We’re not even close to being to where this is going to get really bad yet, basically, and we’re already seeing how the rich getting richer, and the ACC staying where it is, is leaving the ACC further and further behind.
The conference hasn’t had a team (read: Clemson) in the College Football Playoff the past two seasons, and the ACC has been getting the shaft at the expense of the Big Ten and SEC in NCAA Tournament bids.
It’s rich that it’s FSU’s athletics director who complains the most publicly about this. This Alford guy seems to think Bobby Bowden is still the football coach or something.
Reality check is that Florida State hasn’t been a value to the conference for years, and that 10-3 record in 2022 that has folks down that way all in a lather would have been a down year in the Bowden and early Jimbo Fisher years.
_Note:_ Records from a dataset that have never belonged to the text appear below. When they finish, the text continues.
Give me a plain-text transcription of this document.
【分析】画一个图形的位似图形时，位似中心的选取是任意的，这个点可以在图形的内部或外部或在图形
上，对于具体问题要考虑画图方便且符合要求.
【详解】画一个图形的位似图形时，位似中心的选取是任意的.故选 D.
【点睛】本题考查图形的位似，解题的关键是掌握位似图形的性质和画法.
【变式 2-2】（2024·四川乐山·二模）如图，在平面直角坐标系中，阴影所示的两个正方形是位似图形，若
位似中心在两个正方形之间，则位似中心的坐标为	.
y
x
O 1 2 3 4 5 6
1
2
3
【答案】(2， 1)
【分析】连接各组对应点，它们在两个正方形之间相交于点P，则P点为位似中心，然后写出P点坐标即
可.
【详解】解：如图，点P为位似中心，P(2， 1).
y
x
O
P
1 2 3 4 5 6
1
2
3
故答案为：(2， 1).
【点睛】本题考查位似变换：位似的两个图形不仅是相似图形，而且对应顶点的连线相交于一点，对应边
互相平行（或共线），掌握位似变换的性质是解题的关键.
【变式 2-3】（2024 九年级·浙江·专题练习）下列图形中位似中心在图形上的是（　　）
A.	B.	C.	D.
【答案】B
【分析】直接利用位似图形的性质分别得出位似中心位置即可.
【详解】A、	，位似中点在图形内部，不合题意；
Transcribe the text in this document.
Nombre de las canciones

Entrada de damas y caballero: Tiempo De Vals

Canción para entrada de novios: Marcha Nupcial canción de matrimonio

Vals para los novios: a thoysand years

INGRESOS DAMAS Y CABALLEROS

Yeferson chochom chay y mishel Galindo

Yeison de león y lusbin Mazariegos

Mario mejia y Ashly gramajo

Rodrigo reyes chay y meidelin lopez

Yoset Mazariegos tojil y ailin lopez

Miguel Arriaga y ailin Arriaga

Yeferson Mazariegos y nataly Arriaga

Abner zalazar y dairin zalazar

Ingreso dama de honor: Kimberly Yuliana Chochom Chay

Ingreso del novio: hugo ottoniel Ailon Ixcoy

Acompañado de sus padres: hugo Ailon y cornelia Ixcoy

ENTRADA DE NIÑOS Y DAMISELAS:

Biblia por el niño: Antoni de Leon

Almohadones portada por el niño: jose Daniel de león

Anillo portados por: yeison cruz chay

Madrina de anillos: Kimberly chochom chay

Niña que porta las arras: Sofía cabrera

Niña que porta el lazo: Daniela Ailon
The ACC is still Clemson in football, and Duke-Carolina (apologies to my home base and alma mater, UVA) in hoops, in terms of how the money is made.
And as far as that goes, Clemson is coming back to the pack, Carolina has a coach that may or may not pan out, and no offense to Jon Scheyer, but he ain’t Coach K.
And ESPN, the broadcast partner, isn’t doing all that well, just recently going through several more rounds of layoffs to try to cut costs given the uncomfortable reality of cord-cutting impacting the bottom line at the Worldwide Leader.
No way ESPN will just up and offer to renegotiate the ACC TV deal out of the goodness of its heart.
Also, no way the ACC just up and lets its member schools out of the grant-of-media-rights deal that binds them together through 2036.
So, sorry, Mike Alford, but, we’re stuck where we are for another 13 years.